Data Size: As we move into the fine-tuning phase, it’s becoming clear that computational resources will play a pivotal role. Given the huge size of our dataset, we had to reconsider the size of the data. We decided to strat by 100k samples that are randomly extracted from the original dataset. This is to ensure handling of the intensive operations ahead!

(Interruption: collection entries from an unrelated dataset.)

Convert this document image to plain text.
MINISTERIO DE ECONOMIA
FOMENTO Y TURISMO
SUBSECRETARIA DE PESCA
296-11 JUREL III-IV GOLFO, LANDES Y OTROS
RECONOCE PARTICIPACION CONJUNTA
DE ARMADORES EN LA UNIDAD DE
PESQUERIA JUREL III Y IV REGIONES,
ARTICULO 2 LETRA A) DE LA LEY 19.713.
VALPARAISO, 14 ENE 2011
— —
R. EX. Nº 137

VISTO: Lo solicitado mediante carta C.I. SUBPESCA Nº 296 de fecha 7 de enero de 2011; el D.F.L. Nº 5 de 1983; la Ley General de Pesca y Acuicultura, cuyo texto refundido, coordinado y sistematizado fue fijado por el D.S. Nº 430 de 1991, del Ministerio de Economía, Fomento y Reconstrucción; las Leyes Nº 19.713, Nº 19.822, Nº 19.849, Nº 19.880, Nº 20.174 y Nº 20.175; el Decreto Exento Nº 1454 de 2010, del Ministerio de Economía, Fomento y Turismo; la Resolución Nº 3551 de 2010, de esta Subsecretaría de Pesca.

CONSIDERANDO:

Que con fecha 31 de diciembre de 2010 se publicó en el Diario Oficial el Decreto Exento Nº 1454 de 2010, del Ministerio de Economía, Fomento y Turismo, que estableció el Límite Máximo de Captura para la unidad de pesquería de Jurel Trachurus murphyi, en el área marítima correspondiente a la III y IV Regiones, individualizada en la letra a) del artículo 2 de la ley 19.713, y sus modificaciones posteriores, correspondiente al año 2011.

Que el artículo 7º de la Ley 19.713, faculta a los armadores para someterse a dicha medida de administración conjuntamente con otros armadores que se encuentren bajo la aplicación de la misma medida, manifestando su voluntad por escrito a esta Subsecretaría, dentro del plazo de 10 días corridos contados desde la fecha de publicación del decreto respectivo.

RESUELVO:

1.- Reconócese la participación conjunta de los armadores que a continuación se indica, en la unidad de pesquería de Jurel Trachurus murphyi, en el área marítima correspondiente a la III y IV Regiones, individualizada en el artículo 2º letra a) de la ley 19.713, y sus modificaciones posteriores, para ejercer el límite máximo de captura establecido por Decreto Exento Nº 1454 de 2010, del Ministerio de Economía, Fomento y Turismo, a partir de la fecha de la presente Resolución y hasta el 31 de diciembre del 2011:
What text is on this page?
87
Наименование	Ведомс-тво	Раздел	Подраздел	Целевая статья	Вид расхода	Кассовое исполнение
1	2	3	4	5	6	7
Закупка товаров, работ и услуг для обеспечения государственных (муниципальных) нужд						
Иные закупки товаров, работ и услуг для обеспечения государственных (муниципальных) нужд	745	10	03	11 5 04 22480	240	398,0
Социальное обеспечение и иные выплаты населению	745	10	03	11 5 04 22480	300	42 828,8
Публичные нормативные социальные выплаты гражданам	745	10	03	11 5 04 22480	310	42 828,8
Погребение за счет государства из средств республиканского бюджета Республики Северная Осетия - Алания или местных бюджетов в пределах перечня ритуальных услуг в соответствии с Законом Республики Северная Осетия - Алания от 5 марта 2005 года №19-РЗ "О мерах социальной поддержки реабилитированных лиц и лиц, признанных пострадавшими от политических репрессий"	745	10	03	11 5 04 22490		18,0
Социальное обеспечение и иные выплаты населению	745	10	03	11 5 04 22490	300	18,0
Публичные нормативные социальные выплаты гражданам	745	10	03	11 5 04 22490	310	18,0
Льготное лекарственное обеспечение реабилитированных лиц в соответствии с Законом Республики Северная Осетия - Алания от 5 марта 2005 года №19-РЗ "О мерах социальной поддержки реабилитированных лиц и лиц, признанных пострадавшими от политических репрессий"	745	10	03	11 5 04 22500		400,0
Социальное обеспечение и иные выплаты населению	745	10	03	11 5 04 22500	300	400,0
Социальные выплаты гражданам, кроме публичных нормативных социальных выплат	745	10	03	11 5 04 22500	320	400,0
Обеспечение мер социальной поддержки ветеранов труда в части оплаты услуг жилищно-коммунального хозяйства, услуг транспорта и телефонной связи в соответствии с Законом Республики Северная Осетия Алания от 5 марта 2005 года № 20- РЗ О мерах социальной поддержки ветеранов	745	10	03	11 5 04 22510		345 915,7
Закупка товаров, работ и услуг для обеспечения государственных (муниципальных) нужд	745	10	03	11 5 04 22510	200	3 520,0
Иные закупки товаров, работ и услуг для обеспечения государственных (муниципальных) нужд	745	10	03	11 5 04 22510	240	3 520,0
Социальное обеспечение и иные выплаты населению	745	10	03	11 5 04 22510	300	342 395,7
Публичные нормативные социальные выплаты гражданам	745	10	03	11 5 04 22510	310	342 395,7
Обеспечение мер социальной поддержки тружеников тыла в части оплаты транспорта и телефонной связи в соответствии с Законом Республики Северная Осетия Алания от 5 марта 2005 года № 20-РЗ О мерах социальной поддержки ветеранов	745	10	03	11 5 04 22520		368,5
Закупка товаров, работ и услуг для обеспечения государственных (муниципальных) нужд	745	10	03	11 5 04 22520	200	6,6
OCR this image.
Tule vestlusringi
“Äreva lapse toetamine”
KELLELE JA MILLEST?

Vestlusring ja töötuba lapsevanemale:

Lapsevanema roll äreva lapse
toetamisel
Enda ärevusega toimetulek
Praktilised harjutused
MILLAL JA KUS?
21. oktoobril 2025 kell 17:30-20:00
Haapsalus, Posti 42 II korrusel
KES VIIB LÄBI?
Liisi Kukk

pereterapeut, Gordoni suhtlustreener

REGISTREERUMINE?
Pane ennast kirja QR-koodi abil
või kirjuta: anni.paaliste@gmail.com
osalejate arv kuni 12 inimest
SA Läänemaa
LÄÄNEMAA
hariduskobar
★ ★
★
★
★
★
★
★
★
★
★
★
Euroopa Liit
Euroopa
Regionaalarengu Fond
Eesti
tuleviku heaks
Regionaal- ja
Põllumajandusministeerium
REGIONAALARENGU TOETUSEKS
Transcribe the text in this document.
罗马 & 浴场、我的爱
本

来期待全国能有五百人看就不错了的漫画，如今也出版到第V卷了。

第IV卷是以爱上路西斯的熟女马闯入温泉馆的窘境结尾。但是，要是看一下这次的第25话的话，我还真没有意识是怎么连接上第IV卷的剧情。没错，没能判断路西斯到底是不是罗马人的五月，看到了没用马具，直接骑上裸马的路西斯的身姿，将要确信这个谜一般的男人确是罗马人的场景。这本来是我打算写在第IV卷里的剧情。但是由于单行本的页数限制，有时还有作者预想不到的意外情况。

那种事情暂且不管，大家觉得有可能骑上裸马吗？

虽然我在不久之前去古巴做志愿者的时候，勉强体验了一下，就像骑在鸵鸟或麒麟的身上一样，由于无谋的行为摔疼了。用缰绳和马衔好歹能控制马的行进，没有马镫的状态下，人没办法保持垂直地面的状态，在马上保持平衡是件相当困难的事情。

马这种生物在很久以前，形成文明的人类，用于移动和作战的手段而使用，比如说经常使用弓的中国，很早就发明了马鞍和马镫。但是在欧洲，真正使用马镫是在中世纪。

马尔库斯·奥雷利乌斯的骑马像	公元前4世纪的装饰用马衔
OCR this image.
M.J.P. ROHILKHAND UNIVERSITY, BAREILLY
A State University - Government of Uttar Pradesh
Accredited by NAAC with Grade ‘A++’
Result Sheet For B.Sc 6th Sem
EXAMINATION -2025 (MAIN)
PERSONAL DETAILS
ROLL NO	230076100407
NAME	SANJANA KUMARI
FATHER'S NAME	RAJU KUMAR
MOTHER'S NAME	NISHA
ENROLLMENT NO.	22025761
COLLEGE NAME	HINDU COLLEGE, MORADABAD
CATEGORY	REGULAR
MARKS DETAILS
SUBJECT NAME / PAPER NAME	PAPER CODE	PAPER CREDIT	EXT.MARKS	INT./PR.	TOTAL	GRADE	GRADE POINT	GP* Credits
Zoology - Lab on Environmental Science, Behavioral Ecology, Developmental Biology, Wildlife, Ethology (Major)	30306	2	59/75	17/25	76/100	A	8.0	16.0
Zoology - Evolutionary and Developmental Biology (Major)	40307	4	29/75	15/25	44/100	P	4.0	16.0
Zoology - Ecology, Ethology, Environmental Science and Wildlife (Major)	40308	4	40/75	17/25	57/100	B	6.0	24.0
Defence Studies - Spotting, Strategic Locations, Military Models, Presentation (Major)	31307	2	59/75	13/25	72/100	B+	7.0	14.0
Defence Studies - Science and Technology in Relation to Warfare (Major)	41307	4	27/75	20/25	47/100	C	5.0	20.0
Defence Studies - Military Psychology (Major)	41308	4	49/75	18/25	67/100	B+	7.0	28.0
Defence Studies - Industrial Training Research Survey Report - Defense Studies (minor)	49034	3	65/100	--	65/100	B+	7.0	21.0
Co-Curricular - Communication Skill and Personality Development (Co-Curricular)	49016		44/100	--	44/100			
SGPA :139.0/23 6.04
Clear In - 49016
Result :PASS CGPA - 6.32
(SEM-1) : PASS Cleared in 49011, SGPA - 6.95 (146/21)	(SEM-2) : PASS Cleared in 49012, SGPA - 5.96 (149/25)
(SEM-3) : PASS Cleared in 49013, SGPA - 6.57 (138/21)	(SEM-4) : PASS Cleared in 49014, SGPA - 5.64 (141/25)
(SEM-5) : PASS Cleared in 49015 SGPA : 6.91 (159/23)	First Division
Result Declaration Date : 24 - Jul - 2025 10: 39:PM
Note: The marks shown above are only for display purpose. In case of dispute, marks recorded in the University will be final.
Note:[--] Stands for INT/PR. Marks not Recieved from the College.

Prompt Composition & Data Format: We invested time in devising an effective way to formulate prompts for the fine-tuning process. This involved not just questions and SPARQL queries, but also additional information that could help the model generate more accurate and contextually relevant responses. Regarding the format of the dataset, we followed the default data column names, i.e., “prompt” and “completion”. Examples of our finalized prompt-tuning dataset can be seen below:

[In]:

for index, row in df.sample(n=5).iterrows():
    print(f"Prompt:\n{row['prompt']}\n\nSPARQL:\n{row['completion']}\n{'='*80}")

[Out]:

Prompt:
# write a SPARQL query for:
# Did anterior cruciate ligament injury have eMedicine topic ?

# use following prefixes:
PREFIX dbr: <http://dbpedia.org/resource/>
PREFIX dbo: <http://dbpedia.org/ontology/>

SPARQL:
ask where{dbr:Anterior_cruciate_ligament_injury dbo:eMedicineTopic ?x }
================================================================================
Prompt:
# write a SPARQL query for:
# What are the number of binomial authority epicrocis imitans has ?

# use following prefixes:
PREFIX dbr: <http://dbpedia.org/resource/>
PREFIX dbo: <http://dbpedia.org/ontology/>

SPARQL:
select count(*) as ?x where{dbr:Epicrocis_imitans dbo:binomialAuthority ?x }
================================================================================
Prompt:
# write a SPARQL query for:
# How many destinations did cochise airlines have ?

# use following prefixes:
PREFIX dbr: <http://dbpedia.org/resource/>
PREFIX dbo: <http://dbpedia.org/ontology/>

SPARQL:
select count(*) as ?x where{dbr:Cochise_Airlines dbo:destination ?x }
================================================================================
Prompt:
# write a SPARQL query for:
# What is the media type of the night in lisbon ?

# use following prefixes:
PREFIX dbr: <http://dbpedia.org/resource/>
PREFIX dbo: <http://dbpedia.org/ontology/>

SPARQL:
select ?x where{dbr:The_Night_in_Lisbon dbo:mediaType ?x }
================================================================================
Prompt:
# write a SPARQL query for:
# What is the birth name of the pike's stockade's architect ?

# use following prefixes:
PREFIX dbr: <http://dbpedia.org/resource/>
PREFIX dbo: <http://dbpedia.org/ontology/>

SPARQL:
select ?x where{dbr:Pike's_Stockade dbo:architect ?x1 . ?x1 dbo:birthName ?x }
================================================================================

The modified version of the official fine-tuning script can be found at the GSoC project repo.

Next week plan

For the week ahead, the focus will be on initial fine-tuning: We plan to commence the actual fine-tuning process of our selected model, i.e., starcoderbase-1b.